The film credits the script to D'Amato, Romano Scandariato and Claudio Bernabei; the latter was said to just be a typist by Scandariato. The story is credited to D'Amato, which Scandariato said was "more or less one page." Scandariato stated the film was originally written with more suspense and as more of a giallo, but this was changed out of necessity. D'Amato later claimed he wrote the screenplay entirely on his own, saying in an interview "I'm afraid it's a very imperfect film.....but this is due to the fact that I wrote the script on my own. When you don't work with someone else....it's much harder to come up with a good product.....and I really was inexperienced as far as screenwriting goes" The script takes several elements from works of Gothic fiction. Joseph Sheridan Le Fanu's novella Carmilla similarly contains a carriage accident that introduces the female character to the household, and there is also a cat connection in that, similarly to Carmilla in Laura's nightmares, Greta either shapeshifts into or controls a cat. In Edgar Allan Poe's short story The Black Cat, a woman is walled in alive and a cat is found inside upon reopening, just like Greta is walled in by Eva and a cat emerges when Eva tears down the wall to check. In another one of Edgar Allan Poe's short stories, The Masque of the Red Death, the Red Death enters Prospero's masquerade ball in a blood-spattered robe and a mask resembling that of the corpses that died from the plague, Greta enters the masked ball of the von Ravensbrücks clad in red and wearing a corpse-like mask.
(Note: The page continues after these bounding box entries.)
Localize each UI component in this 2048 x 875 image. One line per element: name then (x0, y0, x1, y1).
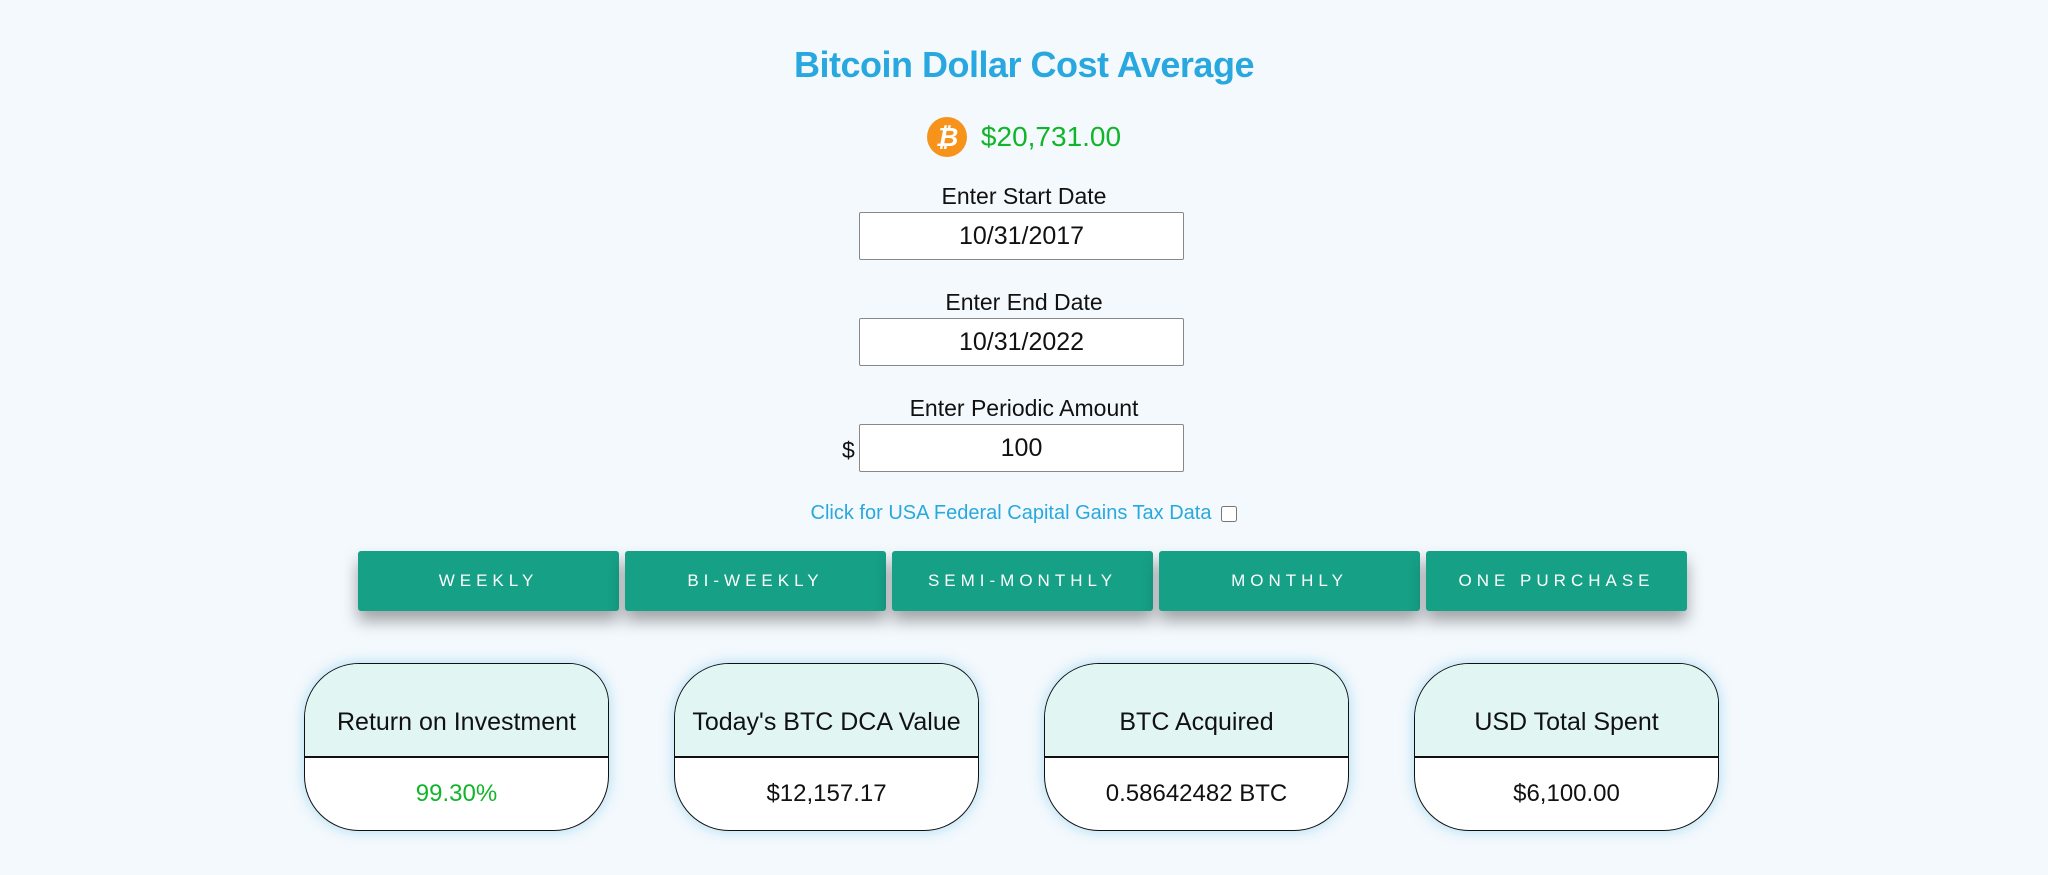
card-value: $12,157.17 (766, 780, 887, 807)
tax-label[interactable]: Click for USA Federal Capital Gains Tax … (810, 502, 1212, 524)
btc-price-row: ₿ $20,731.00 (0, 117, 2048, 157)
weekly-button[interactable]: WEEKLY (358, 551, 619, 611)
amount-label: Enter Periodic Amount (909, 395, 1139, 421)
bitcoin-icon: ₿ (926, 117, 967, 157)
btc-price: $20,731.00 (980, 121, 1122, 152)
amount-input[interactable] (859, 424, 1184, 472)
usd-spent-card: USD Total Spent $6,100.00 (1414, 663, 1719, 831)
dollar-prefix: $ (842, 437, 855, 463)
page-title: Bitcoin Dollar Cost Average (794, 44, 1254, 85)
card-title: Return on Investment (305, 664, 608, 758)
card-title: Today's BTC DCA Value (675, 664, 978, 758)
card-title: BTC Acquired (1045, 664, 1348, 758)
start-date-label: Enter Start Date (941, 183, 1107, 209)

The film was given a low budget of 150 million Italian lire. Death Smiles on a Murderer was shot between November and December 1972 with a working title of 7 strani cadaveri (lit. 'Seven Strange Corpses'). Some scenes were not in the script and were improvised on set. These include a scene in which Luciano Rossi is attacked by a cat, which D'Amato achieved by throwing the cat against Rossi's face.

==Release==
Death Smiles on a Murderer was released in Italy on 11 July 1973. Film historian Roberto Curti referred to this box office as "scarce business" noting its unimportant distributor Florida Cinematografica. In Italy, the film grossed a total of 70,990,000 Italian lire. It was released in the United States as Death Smiles on a Murderer and Death Smiles at Murder.

A Blu-ray of the film was released on 21 May 2018 by Arrow Video in a "2k restoration from the original camera negative", containing English and Italian audio, a commentary track by film historian Tim Lucas and the original English and Italian trailers.

== Reception ==
In Matthew Edwards' book on Klaus Kinski published in 2016, the film, called "trippy, but fascinating", is compared to Jess Franco's Venus in Furs in that its "existential, haunting and dreamlike qualities do nothing to detract from the enjoyment of what takes place on screen".